Historia Augusta

9 January 2012

Bust of Caracalla(Musei Capitolini)

The complete Historia Augusta has been up on LacusCurtius for seven years now, and in all that time the reader going to its orientation page will have read that there was an introduction by the Loeb editor, and a little section on the manuscripts — but that I hadn’t put them up, and would do so in the fullness of time.

Of course I quickly forgot about the missing items; yesterday must have been the fullness of time, and I had occasion to discover them again. They’re now up: Introduction and Manuscripts.

David Magie’s explanation of just how people consider the Historia Augusta a pack of lies is reasonably thorough and clear. But the more useful and interesting explanation is in fact on Livius; though less complete and technically detailed, that’s still the one I recommend.


Review: A. Cameron, The Last Pagans of Rome (1)

18 June 2011

[This is the first part of a review of Alan Cameron’s The Last Pagans of Rome (2011)]

Cover

Bacurius was an officer in the Roman army of the fourth century AD. The church historian Rufinus calls him a Christian. He may be right: the two men had met in Jerusalem.

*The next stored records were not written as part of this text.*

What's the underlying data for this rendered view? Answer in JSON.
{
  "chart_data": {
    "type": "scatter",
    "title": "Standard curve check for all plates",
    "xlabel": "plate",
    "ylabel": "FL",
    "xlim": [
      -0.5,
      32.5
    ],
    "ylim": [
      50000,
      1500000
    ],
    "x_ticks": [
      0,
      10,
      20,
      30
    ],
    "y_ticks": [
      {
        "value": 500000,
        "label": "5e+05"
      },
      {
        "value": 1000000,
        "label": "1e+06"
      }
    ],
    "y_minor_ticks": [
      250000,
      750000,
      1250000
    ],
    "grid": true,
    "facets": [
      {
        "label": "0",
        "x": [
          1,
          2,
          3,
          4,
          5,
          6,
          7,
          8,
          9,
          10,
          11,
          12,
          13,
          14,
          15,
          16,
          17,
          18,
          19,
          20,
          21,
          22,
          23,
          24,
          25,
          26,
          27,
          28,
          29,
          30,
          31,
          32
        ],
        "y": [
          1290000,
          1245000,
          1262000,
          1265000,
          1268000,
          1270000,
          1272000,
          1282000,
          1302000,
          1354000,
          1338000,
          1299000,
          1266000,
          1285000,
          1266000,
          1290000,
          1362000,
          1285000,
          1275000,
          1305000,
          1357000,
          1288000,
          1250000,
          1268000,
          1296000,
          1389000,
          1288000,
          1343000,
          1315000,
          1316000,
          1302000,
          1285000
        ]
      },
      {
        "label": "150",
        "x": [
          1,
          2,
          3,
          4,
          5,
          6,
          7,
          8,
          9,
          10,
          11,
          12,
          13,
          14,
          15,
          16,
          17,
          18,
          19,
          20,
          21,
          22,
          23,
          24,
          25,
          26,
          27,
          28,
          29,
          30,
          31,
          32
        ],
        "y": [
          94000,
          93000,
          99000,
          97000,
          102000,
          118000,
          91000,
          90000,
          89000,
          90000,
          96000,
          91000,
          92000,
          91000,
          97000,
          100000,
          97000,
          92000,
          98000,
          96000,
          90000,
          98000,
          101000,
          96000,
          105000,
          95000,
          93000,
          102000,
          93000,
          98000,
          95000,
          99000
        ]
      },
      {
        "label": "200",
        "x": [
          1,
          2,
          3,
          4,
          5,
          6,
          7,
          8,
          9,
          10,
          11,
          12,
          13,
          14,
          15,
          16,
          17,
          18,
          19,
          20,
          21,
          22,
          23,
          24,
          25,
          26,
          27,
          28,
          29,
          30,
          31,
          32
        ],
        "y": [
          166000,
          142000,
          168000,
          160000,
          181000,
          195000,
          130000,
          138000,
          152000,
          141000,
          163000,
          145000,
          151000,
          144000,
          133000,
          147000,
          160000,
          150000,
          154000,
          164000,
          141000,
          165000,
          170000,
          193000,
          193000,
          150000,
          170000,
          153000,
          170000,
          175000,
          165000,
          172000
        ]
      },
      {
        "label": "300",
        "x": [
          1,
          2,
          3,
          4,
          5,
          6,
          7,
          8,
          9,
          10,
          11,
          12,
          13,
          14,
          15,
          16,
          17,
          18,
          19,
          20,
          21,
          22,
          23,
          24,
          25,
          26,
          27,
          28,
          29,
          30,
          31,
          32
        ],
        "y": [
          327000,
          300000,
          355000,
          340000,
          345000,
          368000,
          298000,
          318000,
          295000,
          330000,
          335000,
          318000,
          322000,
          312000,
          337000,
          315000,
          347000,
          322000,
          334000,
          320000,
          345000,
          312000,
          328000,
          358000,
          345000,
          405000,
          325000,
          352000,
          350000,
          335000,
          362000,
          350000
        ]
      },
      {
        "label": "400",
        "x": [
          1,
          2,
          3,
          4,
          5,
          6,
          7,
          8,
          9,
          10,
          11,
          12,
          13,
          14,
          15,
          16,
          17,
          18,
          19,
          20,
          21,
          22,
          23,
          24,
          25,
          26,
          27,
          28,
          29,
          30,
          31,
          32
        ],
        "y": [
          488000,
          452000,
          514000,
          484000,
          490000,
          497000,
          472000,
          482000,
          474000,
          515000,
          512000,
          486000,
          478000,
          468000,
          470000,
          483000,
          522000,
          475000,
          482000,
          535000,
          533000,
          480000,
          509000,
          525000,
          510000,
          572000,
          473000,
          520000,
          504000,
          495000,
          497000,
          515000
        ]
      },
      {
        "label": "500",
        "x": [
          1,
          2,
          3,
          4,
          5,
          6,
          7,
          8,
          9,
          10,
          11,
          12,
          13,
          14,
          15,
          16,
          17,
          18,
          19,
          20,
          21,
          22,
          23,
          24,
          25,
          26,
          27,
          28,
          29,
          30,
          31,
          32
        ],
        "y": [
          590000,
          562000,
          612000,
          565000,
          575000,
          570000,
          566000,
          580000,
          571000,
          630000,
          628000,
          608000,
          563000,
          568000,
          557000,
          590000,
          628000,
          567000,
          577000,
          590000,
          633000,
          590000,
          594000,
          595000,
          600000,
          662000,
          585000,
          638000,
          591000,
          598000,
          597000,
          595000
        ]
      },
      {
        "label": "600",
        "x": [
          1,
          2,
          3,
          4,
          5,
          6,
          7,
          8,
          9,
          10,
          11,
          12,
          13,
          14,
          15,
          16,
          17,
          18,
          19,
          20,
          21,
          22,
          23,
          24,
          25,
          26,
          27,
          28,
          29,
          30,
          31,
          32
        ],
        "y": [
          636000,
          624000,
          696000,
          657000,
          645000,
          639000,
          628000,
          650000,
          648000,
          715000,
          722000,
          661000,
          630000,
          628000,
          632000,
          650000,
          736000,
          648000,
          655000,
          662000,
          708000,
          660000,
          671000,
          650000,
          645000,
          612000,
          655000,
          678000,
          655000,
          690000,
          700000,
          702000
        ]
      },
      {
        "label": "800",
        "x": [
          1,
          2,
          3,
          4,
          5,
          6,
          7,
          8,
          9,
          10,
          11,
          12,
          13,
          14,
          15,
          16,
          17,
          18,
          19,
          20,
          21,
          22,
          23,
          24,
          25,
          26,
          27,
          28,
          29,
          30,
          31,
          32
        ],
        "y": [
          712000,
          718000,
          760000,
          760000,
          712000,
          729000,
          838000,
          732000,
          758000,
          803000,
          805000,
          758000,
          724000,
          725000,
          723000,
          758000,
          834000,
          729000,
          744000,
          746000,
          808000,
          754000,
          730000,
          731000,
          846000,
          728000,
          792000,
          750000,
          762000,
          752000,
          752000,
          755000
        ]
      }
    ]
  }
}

Bacurius’ friend Libanius of Antioch, however, considered the officer a pagan. There may be an easy explanation, like conversion, but that’s not my point. Far more interesting than Bacurius’ religion is the question what modern historians would have thought if only Rufinus’ History of the Church had survived and Libanius’ letters were lost. I am quite sure that no one would have suspected that Rufinus’ information might have been incorrect. Bacurius would have been considered a Christian.

This example illustrates the central problem of the study of Antiquity: there are not enough sources. Researchers are not able to check whether their information is correct. The problem is sometimes identified with a proverb from Roman law: testis unus, testis nullus. Disagreeing sources are, therefore, any historian’s dream: finally a way to contrast evidence and check information.

Usually, ancient historians have only one source. Of course they ask – or should ask – which information might refute that one source, whether that information has ever been around, why that information no longer exists, and by which miracle the surviving source has come down to us. The ancient historian who believes that he has done his job by merely quoting a source, uses a method that is often called naïve positivism.

In the eighteenth century, this was the best historians could offer. Edward Gibbon was sometimes incredibly naïve when he wrote his Decline and Fall; uncritically, he accepted the information from the Historia Augusta, never realizing that this source was a hoax, never asking which sources were used by its author, never preferring that information to the Historia Augusta. In a sense, it is to be regretted that the master of irony is still in print, because it has led generations of amateur historians to believe that “telling a story based on the sources” is all a historian has to do.

[to be continued]


The Early Career of Pertinax

8 December 2010

Replica of the Bruhl Inscription. Museum für Antike Schifffahrt, Mainz.

The first stages of the career of the emperor Pertinax are known from the opening lines of his biography in the Historia Augusta (“Pertinax“, 1.5-2.4). This information was confirmed by an inscription from Brühl near Cologne, which is interesting because – even though it is extremely damaged and only forty-nine letters survive – could be restored almost completely by the German scholar H.G. Kolbe. Having reconstructed the original wording, he even managed to add some details to the outline offered in the Historia Augusta.

You can read it here.


Historia Augusta – more than one author after all?

1 March 2010

Bust of Aurelian or Diocletian; Archaeological Museum of Istanbul

Ouch. The press release over here is written in Dutch, or perhaps not even that, because it contains a terrible Germanism in the headline. That’s not a recommendation for an article on linguistics. The fact that the author of the press release dates Diocletian to 284 Before Christ does not inspire much confidence either.

Yet the article is actually interesting. It’s about a Ph.D. thesis, Style and structure of the Historia Augusta, by classicist Diederik Burgersdijk; he argues that there are substantial differences between the various parts of the Historia Augusta, which he connects to the use of different sources. We already knew that, but if the press release is correct, Burgersdijk also argues that there were various stages of composition as well. And that is, as I said, quite interesting.